We’ve all crossed different borders in our lives, some of them geographical, some of them metaphorical. I crossed over several borders this week, leaving San Diego on Wednesday to fly across the Pacific to Okinawa, where my youngest daughter and her family live. I made the same trip two years ago, so I some familiarity with disembarkation in Japan. I stood in line at customs, then at the baggage claim to wrestle my large suitcase from the carousel, re-check it to Okinawa and locate the gate for my connecting flight to Naha. Unlike my first trip two years ago, I had a sense of how to navigate smoothly through the process.
But not all border crossings go so smoothly, whether they are geographical ones or life transitions. The shift from the familiar to the unfamiliar can be abrupt, thrust upon us with little warning, and filled with turbulence. Like hearing the words, “you have cancer.”
No one asks for your passport or smiles and says, “Enjoy your stay.” The terrain is unfamiliar, and the roadmap you’re offered is sketchy at best. Even the language is strange to your ears. There’s new terminology to learn, colloquialisms, and even if you studied a foreign language or two in college, it doesn’t prepare you for the multi-syllabic utterances from your physician’s lips.
Barbara Abercrombie, author of Writing out the Storm, describes how it feels to cross into the place called “cancer.”
There’s a moment, not necessarily when you hear your diagnosis, maybe weeks later, when you cross that border and know in your heart and soul that this is really serious… The hardest thing is to leave yourself, the innocent, healthy you that never had to face her own mortality, at the border.
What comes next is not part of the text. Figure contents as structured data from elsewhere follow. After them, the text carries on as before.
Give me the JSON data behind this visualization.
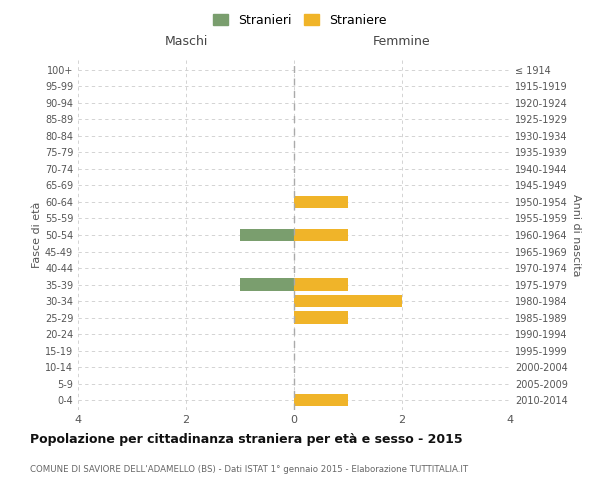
{
  "age_groups": [
    "100+",
    "95-99",
    "90-94",
    "85-89",
    "80-84",
    "75-79",
    "70-74",
    "65-69",
    "60-64",
    "55-59",
    "50-54",
    "45-49",
    "40-44",
    "35-39",
    "30-34",
    "25-29",
    "20-24",
    "15-19",
    "10-14",
    "5-9",
    "0-4"
  ],
  "birth_years": [
    "≤ 1914",
    "1915-1919",
    "1920-1924",
    "1925-1929",
    "1930-1934",
    "1935-1939",
    "1940-1944",
    "1945-1949",
    "1950-1954",
    "1955-1959",
    "1960-1964",
    "1965-1969",
    "1970-1974",
    "1975-1979",
    "1980-1984",
    "1985-1989",
    "1990-1994",
    "1995-1999",
    "2000-2004",
    "2005-2009",
    "2010-2014"
  ],
  "males": [
    0,
    0,
    0,
    0,
    0,
    0,
    0,
    0,
    0,
    0,
    -1,
    0,
    0,
    -1,
    0,
    0,
    0,
    0,
    0,
    0,
    0
  ],
  "females": [
    0,
    0,
    0,
    0,
    0,
    0,
    0,
    0,
    1,
    0,
    1,
    0,
    0,
    1,
    2,
    1,
    0,
    0,
    0,
    0,
    1
  ],
  "male_color": "#7a9e6e",
  "female_color": "#f0b429",
  "title": "Popolazione per cittadinanza straniera per età e sesso - 2015",
  "subtitle": "COMUNE DI SAVIORE DELL'ADAMELLO (BS) - Dati ISTAT 1° gennaio 2015 - Elaborazione TUTTITALIA.IT",
  "xlabel_left": "Maschi",
  "xlabel_right": "Femmine",
  "ylabel_left": "Fasce di età",
  "ylabel_right": "Anni di nascita",
  "legend_males": "Stranieri",
  "legend_females": "Straniere",
  "xlim": [
    -4,
    4
  ],
  "xticks": [
    -4,
    -2,
    0,
    2,
    4
  ],
  "xtick_labels": [
    "4",
    "2",
    "0",
    "2",
    "4"
  ],
  "bg_color": "#ffffff",
  "grid_color": "#cccccc",
  "bar_height": 0.75
}
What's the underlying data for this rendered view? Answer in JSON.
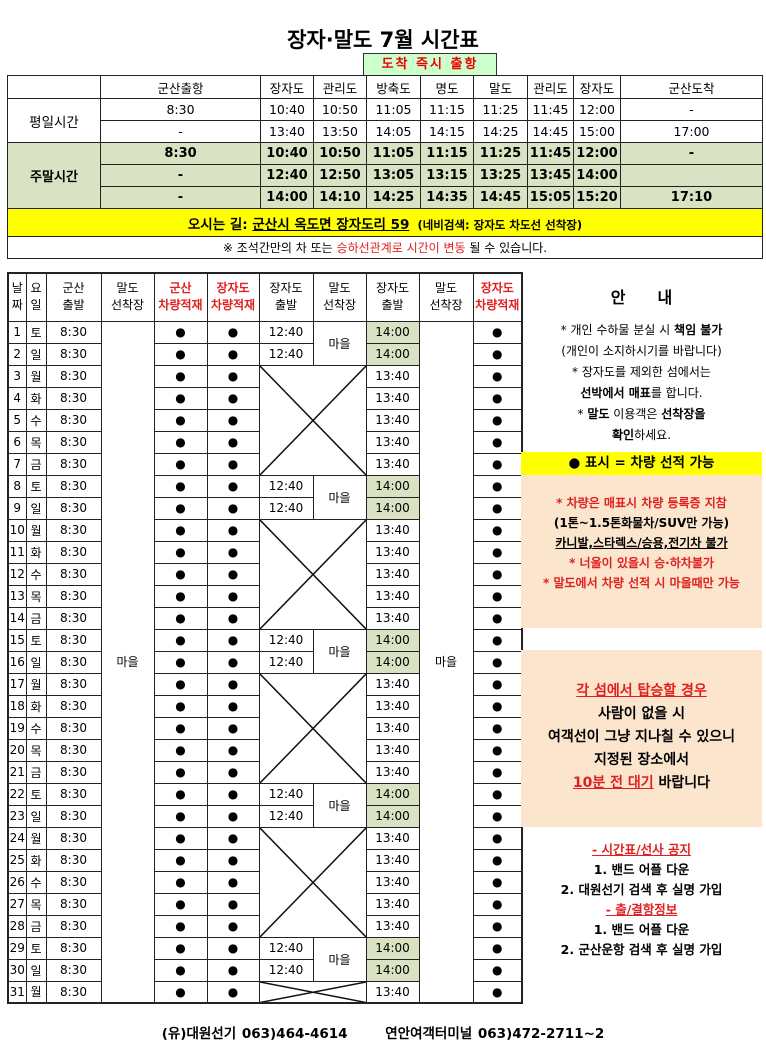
{
  "title": "장자·말도 7월 시간표",
  "arrive_notice": "도착 즉시 출항",
  "top_table": {
    "headers": [
      "",
      "군산출항",
      "장자도",
      "관리도",
      "방축도",
      "명도",
      "말도",
      "관리도",
      "장자도",
      "군산도착"
    ],
    "groups": [
      {
        "label": "평일시간",
        "weekend": false,
        "rows": [
          [
            "8:30",
            "10:40",
            "10:50",
            "11:05",
            "11:15",
            "11:25",
            "11:45",
            "12:00",
            "-"
          ],
          [
            "-",
            "13:40",
            "13:50",
            "14:05",
            "14:15",
            "14:25",
            "14:45",
            "15:00",
            "17:00"
          ]
        ]
      },
      {
        "label": "주말시간",
        "weekend": true,
        "rows": [
          [
            "8:30",
            "10:40",
            "10:50",
            "11:05",
            "11:15",
            "11:25",
            "11:45",
            "12:00",
            "-"
          ],
          [
            "-",
            "12:40",
            "12:50",
            "13:05",
            "13:15",
            "13:25",
            "13:45",
            "14:00",
            ""
          ],
          [
            "-",
            "14:00",
            "14:10",
            "14:25",
            "14:35",
            "14:45",
            "15:05",
            "15:20",
            "17:10"
          ]
        ]
      }
    ],
    "address_label": "오시는 길: ",
    "address": "군산시 옥도면 장자도리 59",
    "navi": "(네비검색: 장자도 차도선 선착장)",
    "note_pre": "※ 조석간만의 차 또는 ",
    "note_red": "승하선관계로 시간이 변동",
    "note_post": " 될 수 있습니다."
  },
  "bottom_table": {
    "headers": [
      {
        "text": "날\n짜",
        "red": false
      },
      {
        "text": "요\n일",
        "red": false
      },
      {
        "text": "군산\n출발",
        "red": false
      },
      {
        "text": "말도\n선착장",
        "red": false
      },
      {
        "text": "군산\n차량적재",
        "red": true
      },
      {
        "text": "장자도\n차량적재",
        "red": true
      },
      {
        "text": "장자도\n출발",
        "red": false
      },
      {
        "text": "말도\n선착장",
        "red": false
      },
      {
        "text": "장자도\n출발",
        "red": false
      },
      {
        "text": "말도\n선착장",
        "red": false
      },
      {
        "text": "장자도\n차량적재",
        "red": true
      }
    ],
    "gunsan_departure": "8:30",
    "malldo_pier": "마을",
    "vehicle_mark": "●",
    "weekend_jangja_departure": "12:40",
    "weekend_malldo_pier": "마을",
    "weekend_return": "14:00",
    "weekday_return": "13:40",
    "days": [
      {
        "d": "1",
        "w": "토",
        "weekend": true
      },
      {
        "d": "2",
        "w": "일",
        "weekend": true
      },
      {
        "d": "3",
        "w": "월",
        "weekend": false
      },
      {
        "d": "4",
        "w": "화",
        "weekend": false
      },
      {
        "d": "5",
        "w": "수",
        "weekend": false
      },
      {
        "d": "6",
        "w": "목",
        "weekend": false
      },
      {
        "d": "7",
        "w": "금",
        "weekend": false
      },
      {
        "d": "8",
        "w": "토",
        "weekend": true
      },
      {
        "d": "9",
        "w": "일",
        "weekend": true
      },
      {
        "d": "10",
        "w": "월",
        "weekend": false
      },
      {
        "d": "11",
        "w": "화",
        "weekend": false
      },
      {
        "d": "12",
        "w": "수",
        "weekend": false
      },
      {
        "d": "13",
        "w": "목",
        "weekend": false
      },
      {
        "d": "14",
        "w": "금",
        "weekend": false
      },
      {
        "d": "15",
        "w": "토",
        "weekend": true
      },
      {
        "d": "16",
        "w": "일",
        "weekend": true
      },
      {
        "d": "17",
        "w": "월",
        "weekend": false
      },
      {
        "d": "18",
        "w": "화",
        "weekend": false
      },
      {
        "d": "19",
        "w": "수",
        "weekend": false
      },
      {
        "d": "20",
        "w": "목",
        "weekend": false
      },
      {
        "d": "21",
        "w": "금",
        "weekend": false
      },
      {
        "d": "22",
        "w": "토",
        "weekend": true
      },
      {
        "d": "23",
        "w": "일",
        "weekend": true
      },
      {
        "d": "24",
        "w": "월",
        "weekend": false
      },
      {
        "d": "25",
        "w": "화",
        "weekend": false
      },
      {
        "d": "26",
        "w": "수",
        "weekend": false
      },
      {
        "d": "27",
        "w": "목",
        "weekend": false
      },
      {
        "d": "28",
        "w": "금",
        "weekend": false
      },
      {
        "d": "29",
        "w": "토",
        "weekend": true
      },
      {
        "d": "30",
        "w": "일",
        "weekend": true
      },
      {
        "d": "31",
        "w": "월",
        "weekend": false
      }
    ]
  },
  "guide": {
    "title": "안　　내",
    "notes": [
      [
        {
          "t": "* 개인 수하물 분실 시 "
        },
        {
          "t": "책임 불가",
          "b": true
        }
      ],
      [
        {
          "t": "(개인이 소지하시기를 바랍니다)"
        }
      ],
      [
        {
          "t": "* 장자도를 제외한 섬에서는"
        }
      ],
      [
        {
          "t": "선박에서 매표",
          "b": true
        },
        {
          "t": "를 합니다."
        }
      ],
      [
        {
          "t": "* "
        },
        {
          "t": "말도",
          "b": true
        },
        {
          "t": " 이용객은 "
        },
        {
          "t": "선착장을",
          "b": true
        }
      ],
      [
        {
          "t": "확인",
          "b": true
        },
        {
          "t": "하세요."
        }
      ]
    ],
    "legend": "● 표시 = 차량 선적 가능",
    "vehicle_notes": [
      [
        {
          "t": "* 차량은 매표시 차량 등록증 지참",
          "b": true,
          "red": true
        }
      ],
      [
        {
          "t": "(1톤~1.5톤화물차/SUV만 가능)",
          "b": true
        }
      ],
      [
        {
          "t": "카니발,스타렉스/승용,전기차 불가",
          "b": true,
          "u": true
        }
      ],
      [
        {
          "t": " "
        }
      ],
      [
        {
          "t": "* 너울이 있을시 승·하차불가",
          "b": true,
          "red": true
        }
      ],
      [
        {
          "t": "* 말도에서 차량 선적 시 마을때만 가능",
          "b": true,
          "red": true
        }
      ]
    ],
    "boarding_notes": [
      [
        {
          "t": "각 섬에서 탑승할 경우",
          "b": true,
          "red": true,
          "u": true
        }
      ],
      [
        {
          "t": "사람이 없을 시",
          "b": true
        }
      ],
      [
        {
          "t": "여객선이 그냥 지나칠 수 있으니",
          "b": true
        }
      ],
      [
        {
          "t": "지정된 장소에서",
          "b": true
        }
      ],
      [
        {
          "t": "10분 전 대기",
          "b": true,
          "red": true,
          "u": true
        },
        {
          "t": " 바랍니다",
          "b": true
        }
      ]
    ],
    "notice_notes": [
      [
        {
          "t": "- 시간표/선사 공지",
          "b": true,
          "red": true,
          "u": true
        }
      ],
      [
        {
          "t": "1. 밴드 어플 다운",
          "b": true
        }
      ],
      [
        {
          "t": "2. 대원선기 검색 후 실명 가입",
          "b": true
        }
      ],
      [
        {
          "t": " "
        }
      ],
      [
        {
          "t": "- 출/결항정보",
          "b": true,
          "red": true,
          "u": true
        }
      ],
      [
        {
          "t": "1. 밴드 어플 다운",
          "b": true
        }
      ],
      [
        {
          "t": "2. 군산운항 검색 후 실명 가입",
          "b": true
        }
      ]
    ]
  },
  "footer": {
    "company": "(유)대원선기 063)464-4614",
    "terminal": "연안여객터미널 063)472-2711~2"
  },
  "colors": {
    "weekend_bg": "#d9e2c3",
    "highlight": "#ffff00",
    "info_bg": "#fbe5cc",
    "arrive_bg": "#ccffcc",
    "accent_red": "#e02020"
  }
}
That old relationship with your body, careless but friendly, taken for granted, suddenly ends. Your body becomes enemy territory (p. 39). …The sudden crossing over into illness or disability, becoming a patient, can feel like you’re landing on another planet, or entering another country…what Susan Sontag [in Illness as Metaphor] called “emigrating to the kingdom of the ill (p. 41).
You’ve entered the foreign territory of your body’s betrayal, where nothing seems quite real, and fear is a constant companion. For a time, you feel like you’re traveling solo, without an interpreter, in a confusing and difficult place. You have to learn how to navigate, to cope, and learn it quickly. Your life may depend on it.
Gradually, however, you discover other travelers, men and women who, like you, are struggling to make sense of this strange and hostile territory. You share the experiences of your journey and feel less alone. There’s comfort and support to be found among a community of survivors. As you share your experience, fears and hopes, you gradually find your way through this new country.
Somewhere out there in that darkness are hundreds of thousands … like myself …new citizens of this other country… In one moment of discovery, these lives have been transformed, just as mine has been, as surely as if they had been plucked from their native land and forced to survive in a hostile new landscape, fraught with dangers, real and imagined. — Musa Mayer, Examining Myself: One Woman’s Story of Breast Cancer Treatment and Recovery).
Write about crossing the border this week, about entering this “enemy territory,” “the kingdom of the ill.” What was it like? What old assumptions have you had to leave behind? How has your relationship with your body changed? What helped you navigate through the country of cancer?